今、小売業などで流行り始めている新しいセット販売戦略についてお話ししたいと思います。
アメリカの小売業ではこれまで、いろいろな新しい販売戦略を展開してきました。
今や当たり前になっている、「イチキュッパ」も初めは、アメリカの小売業から始まったものになります。
1セント(1円)削ることで、頭の桁の数字が下がるので、お客様には、大きく値が下がった印象を与える効果から使われ始めました。
確かに、2,000円と1,999円をぱっと見たら、1円以上の差があるように見えますよね。
そして、その次にきたのが、「Buy One Get One Free」、1個買ったら1個タダと言う販売戦略です。
略して、「BOGO」と呼ばれます。
こちらは在庫処分の目的もありますが、1回の訪問での顧客単価を高める目的があります。
つまり、お店に訪問しても定価では買わないお客様を動かすための戦略になります。
なので、無料の1個分は、“集客コスト”と言うことになります。
これは、余っている在庫があるのであれば、やってみる価値のある戦略ですが、在庫がない場合、また、もっと集客コストを抑えて、顧客単価も上げると言う戦略で出てきたのが、「Buy One get One 50%OFF」です。
これは、1個買ったら、2個目は半額。
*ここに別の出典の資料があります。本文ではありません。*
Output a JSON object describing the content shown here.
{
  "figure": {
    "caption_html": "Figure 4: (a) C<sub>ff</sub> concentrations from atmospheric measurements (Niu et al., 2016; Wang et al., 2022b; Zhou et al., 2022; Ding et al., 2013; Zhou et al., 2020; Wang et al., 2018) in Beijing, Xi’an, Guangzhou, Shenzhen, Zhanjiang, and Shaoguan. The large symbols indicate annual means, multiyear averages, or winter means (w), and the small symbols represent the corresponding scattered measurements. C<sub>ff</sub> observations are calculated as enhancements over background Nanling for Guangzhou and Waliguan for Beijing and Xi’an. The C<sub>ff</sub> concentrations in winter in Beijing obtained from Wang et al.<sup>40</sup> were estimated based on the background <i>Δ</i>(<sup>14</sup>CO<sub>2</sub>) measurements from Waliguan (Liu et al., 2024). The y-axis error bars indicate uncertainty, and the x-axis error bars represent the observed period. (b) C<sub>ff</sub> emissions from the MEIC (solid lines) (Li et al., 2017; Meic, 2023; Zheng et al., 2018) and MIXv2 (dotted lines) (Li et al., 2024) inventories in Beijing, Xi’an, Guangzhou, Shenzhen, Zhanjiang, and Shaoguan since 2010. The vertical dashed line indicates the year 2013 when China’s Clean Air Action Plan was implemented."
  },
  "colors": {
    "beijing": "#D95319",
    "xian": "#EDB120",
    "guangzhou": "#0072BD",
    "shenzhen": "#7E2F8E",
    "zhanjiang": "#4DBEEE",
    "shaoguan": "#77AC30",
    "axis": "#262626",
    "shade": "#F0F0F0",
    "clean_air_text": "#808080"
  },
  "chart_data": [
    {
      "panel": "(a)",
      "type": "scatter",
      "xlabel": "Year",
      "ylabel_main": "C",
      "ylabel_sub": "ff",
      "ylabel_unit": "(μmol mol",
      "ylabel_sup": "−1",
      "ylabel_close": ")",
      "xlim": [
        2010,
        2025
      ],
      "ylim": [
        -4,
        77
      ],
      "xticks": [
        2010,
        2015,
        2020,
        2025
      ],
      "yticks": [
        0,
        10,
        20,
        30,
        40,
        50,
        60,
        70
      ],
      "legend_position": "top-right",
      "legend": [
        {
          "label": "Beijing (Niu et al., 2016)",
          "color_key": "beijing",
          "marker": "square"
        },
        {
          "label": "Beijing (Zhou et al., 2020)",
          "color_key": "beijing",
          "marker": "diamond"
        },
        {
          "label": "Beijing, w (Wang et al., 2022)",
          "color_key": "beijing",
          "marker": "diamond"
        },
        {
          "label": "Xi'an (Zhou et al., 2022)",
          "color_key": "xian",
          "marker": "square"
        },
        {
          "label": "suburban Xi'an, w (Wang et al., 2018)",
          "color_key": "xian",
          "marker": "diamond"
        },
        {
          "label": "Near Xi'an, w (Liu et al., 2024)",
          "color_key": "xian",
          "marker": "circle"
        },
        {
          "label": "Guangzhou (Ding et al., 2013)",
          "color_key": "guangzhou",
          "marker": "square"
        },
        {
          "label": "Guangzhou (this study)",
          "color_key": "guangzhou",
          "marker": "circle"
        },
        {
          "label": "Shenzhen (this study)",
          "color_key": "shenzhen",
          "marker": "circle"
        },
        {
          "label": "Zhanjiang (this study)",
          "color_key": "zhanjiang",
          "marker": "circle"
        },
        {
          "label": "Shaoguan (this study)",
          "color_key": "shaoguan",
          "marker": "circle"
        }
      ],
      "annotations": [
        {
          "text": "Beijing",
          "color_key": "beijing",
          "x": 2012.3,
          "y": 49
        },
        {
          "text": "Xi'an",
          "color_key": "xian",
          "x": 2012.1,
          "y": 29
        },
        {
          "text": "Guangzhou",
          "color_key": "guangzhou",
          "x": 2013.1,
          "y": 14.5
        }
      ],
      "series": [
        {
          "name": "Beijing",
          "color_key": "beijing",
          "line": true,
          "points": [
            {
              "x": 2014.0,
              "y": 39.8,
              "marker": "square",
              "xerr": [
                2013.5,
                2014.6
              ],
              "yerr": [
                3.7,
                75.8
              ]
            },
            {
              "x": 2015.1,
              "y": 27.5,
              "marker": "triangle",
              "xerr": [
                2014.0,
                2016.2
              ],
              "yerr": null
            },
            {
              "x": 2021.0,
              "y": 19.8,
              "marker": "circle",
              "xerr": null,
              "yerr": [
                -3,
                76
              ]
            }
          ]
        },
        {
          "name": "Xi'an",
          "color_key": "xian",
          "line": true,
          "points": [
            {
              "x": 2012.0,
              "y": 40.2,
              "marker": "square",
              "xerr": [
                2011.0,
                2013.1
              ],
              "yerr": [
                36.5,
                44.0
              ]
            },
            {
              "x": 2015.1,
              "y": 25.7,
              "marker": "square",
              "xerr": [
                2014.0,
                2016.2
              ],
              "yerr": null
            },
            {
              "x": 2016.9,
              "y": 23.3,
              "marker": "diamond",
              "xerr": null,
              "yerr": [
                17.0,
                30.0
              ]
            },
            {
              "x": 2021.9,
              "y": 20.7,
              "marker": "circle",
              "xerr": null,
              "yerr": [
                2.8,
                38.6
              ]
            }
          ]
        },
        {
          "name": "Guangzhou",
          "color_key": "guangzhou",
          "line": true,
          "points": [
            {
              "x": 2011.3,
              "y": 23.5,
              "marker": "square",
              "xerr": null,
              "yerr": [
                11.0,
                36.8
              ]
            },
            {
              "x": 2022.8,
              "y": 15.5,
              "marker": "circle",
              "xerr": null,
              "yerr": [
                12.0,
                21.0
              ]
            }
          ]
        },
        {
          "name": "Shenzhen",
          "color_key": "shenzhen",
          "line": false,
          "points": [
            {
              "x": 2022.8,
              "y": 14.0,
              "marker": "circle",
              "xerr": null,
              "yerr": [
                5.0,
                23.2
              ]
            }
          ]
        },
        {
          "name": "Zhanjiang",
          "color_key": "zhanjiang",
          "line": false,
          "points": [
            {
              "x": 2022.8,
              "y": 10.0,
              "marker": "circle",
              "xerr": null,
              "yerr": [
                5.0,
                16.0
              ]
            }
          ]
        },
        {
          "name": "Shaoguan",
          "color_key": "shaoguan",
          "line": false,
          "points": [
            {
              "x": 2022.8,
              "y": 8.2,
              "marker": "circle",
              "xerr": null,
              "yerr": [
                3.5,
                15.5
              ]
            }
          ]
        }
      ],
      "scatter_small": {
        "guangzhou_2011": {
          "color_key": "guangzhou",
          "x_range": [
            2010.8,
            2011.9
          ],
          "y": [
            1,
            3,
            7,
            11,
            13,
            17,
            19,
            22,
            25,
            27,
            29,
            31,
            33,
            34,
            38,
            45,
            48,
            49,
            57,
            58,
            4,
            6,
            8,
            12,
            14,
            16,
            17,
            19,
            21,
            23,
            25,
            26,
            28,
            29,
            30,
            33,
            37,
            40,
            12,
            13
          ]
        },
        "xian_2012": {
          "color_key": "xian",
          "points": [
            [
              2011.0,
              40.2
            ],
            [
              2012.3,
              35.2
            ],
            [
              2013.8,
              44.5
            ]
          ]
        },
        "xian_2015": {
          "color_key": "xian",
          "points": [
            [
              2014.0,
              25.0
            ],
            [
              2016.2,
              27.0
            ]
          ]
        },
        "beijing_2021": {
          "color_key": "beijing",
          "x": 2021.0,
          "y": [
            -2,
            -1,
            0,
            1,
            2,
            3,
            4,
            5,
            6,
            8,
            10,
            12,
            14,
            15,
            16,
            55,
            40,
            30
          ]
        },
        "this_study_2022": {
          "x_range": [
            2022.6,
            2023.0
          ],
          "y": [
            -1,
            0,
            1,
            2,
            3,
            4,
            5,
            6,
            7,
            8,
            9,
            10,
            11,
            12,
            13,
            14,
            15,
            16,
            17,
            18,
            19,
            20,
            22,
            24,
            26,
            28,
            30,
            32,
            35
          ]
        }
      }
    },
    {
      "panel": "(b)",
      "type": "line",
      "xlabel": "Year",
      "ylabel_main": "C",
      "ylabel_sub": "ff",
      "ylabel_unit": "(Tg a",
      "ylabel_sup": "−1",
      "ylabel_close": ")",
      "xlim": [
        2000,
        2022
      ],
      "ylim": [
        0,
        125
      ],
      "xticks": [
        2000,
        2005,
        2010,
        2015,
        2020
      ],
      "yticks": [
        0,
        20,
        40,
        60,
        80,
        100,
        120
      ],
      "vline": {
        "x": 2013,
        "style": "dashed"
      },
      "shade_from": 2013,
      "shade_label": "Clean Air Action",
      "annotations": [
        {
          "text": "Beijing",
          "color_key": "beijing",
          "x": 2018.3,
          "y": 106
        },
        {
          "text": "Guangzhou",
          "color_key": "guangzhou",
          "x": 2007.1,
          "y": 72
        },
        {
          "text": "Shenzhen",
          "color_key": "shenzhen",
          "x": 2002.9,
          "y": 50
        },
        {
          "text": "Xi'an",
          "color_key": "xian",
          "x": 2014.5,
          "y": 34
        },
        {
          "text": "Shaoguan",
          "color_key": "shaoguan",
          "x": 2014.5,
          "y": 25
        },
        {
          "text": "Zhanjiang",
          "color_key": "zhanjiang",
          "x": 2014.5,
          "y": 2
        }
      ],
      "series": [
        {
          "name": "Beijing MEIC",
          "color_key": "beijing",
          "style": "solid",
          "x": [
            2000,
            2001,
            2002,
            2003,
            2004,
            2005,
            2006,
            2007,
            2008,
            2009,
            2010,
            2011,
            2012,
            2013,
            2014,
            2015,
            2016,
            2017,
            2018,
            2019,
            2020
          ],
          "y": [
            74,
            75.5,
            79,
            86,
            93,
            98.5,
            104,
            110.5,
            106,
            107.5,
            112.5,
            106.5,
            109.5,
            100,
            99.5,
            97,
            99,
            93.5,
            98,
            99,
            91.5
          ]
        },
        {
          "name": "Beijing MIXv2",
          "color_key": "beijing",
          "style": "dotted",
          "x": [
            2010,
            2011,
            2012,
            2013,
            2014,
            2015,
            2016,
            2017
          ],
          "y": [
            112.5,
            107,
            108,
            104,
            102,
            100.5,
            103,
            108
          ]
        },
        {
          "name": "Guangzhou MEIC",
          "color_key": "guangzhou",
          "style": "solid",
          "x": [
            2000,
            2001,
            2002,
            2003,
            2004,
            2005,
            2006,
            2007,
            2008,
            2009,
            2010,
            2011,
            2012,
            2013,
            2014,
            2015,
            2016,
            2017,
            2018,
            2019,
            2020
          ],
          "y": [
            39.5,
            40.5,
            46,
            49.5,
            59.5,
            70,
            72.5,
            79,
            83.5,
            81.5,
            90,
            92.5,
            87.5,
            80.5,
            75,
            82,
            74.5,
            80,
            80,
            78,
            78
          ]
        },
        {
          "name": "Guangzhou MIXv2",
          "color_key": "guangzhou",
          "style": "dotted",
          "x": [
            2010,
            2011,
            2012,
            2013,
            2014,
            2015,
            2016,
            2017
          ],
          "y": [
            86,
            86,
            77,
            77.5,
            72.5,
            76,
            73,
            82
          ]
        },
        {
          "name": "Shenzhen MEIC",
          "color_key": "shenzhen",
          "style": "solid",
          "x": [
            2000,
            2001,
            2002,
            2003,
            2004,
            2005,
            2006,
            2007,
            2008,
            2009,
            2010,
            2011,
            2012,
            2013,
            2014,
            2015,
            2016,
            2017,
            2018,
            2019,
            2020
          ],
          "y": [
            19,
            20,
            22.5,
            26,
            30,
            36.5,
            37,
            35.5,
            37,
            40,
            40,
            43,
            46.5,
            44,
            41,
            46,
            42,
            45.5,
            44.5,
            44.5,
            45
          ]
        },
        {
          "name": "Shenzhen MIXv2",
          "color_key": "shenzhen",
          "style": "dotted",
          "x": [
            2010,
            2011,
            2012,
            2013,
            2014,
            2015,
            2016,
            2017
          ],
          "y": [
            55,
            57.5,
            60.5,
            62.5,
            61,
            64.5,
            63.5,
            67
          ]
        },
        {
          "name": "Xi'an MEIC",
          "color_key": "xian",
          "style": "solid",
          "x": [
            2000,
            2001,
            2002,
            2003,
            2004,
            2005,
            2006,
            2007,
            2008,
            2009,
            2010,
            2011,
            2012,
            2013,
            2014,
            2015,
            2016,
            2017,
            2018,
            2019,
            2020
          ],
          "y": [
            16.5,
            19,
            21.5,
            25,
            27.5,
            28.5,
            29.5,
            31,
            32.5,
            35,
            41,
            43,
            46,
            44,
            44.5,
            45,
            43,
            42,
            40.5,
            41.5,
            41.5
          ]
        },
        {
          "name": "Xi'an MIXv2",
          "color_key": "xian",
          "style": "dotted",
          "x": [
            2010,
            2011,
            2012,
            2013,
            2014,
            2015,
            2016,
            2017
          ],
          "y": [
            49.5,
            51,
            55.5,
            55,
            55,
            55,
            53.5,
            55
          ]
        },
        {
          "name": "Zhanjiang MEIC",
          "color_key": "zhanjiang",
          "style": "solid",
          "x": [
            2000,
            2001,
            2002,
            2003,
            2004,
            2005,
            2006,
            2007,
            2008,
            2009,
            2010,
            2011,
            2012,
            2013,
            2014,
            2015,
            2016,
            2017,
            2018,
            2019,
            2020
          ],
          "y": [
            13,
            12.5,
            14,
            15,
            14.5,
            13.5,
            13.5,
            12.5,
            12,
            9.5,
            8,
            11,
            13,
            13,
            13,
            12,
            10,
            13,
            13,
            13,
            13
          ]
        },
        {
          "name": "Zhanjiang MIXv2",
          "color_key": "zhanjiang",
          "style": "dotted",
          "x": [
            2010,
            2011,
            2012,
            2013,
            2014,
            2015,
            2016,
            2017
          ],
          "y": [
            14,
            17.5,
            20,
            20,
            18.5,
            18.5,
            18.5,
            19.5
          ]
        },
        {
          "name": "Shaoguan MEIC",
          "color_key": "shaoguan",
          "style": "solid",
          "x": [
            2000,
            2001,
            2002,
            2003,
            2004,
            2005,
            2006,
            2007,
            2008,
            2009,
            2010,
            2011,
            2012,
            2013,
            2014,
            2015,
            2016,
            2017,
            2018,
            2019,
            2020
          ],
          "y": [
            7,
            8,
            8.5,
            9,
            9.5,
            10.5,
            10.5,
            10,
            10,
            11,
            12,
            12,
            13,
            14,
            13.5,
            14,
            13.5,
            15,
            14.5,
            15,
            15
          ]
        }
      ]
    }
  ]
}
と言うものです。
しかし、BOGOやBOGO 50%OFFは、あまり日本の小売業では見られません。もっとやったらいいのにと思うほどです。
単純な、「全品半額」「30%OFFセール」が多く見られますが、これではただ利益が削られているだけで、もっと戦略的な値引きを行うべきだと思います。
と言うもの、多くの小売業(だけでなくどのビジネスでも)では、顧客単価を理解していないためだと思われます。
実際、自分のお客様の平均的な顧客単価がいくらか知っていることで、こうした販売戦略が展開することができ、活きてくるわけです。
この顧客単価を理解していると、「送料戦略」も決まってきます。
「○○円以上なら、送料無料」
周りが、とか、一般的にとかで、送料無料の上限を決めていませんか?
この上限設定は、自分のお客様の「顧客単価」を知った上で、それを超える額を上限として設定することがポイントになります。
自分のお客様の顧客単価が、3,000円なのに、周りでは、「1万円以上」だからそこに合わせてしまうと「1万円までは無理だなぁ」と、返って顧客単価を下げることにつながってしまいます。
自分のお客様の顧客単価を知っていれば、それをちょっと超えるラインの額を、送料無料の条件に設定することで、販売促進となります。
そして、この顧客単価を理解した上で、さらに販売促進する新しい販売戦略が出てきました。
それが、「限定商品販売」です。
単純に、「この商品は限定品です」と販売するのではなく、
「○○円以上、お買い上げの場合、この限定商品を半額で購入できます」
と言うBOGOと送料戦略の合わせ技の販売手法になります。
これは、冒頭にもあるハードロックカフェのグッズショップであったのですが、今、他のアパレル販売でも増えてきています。
これは、ラスベガスのハードロックカフェ限定のバックパックなのですが、$70以上購入した場合に、$24で買えると言うものでした。
通常は、$50するのですが、それが半額、しかもラスベガスでしか買えない限定品と言うことで、購買意欲を刺激してくれます。
しかも買い物する際に、計算しながら商品を選びます。
「あと、○○で$70超えるな」って。
結局、私もこの戦略に乗って買って、限定バックパックをゲットしてしまいました。
単純にプレゼントするのではなく、お金を払ってもらった方が、お客様にも購入に対する自己肯定感を感じてもらえるので、非常に効果的です。
購入することを肯定する理由を提供することが非常に大切です。
単純な割引や、限定品販売、送料無料設定をするのではなく、自分のお客様の顧客単価を把握した上で、組み合わせ販売することが、売上、収益を上げるために必要なことになります。
いろいろ売り方も工夫してみて下さいね。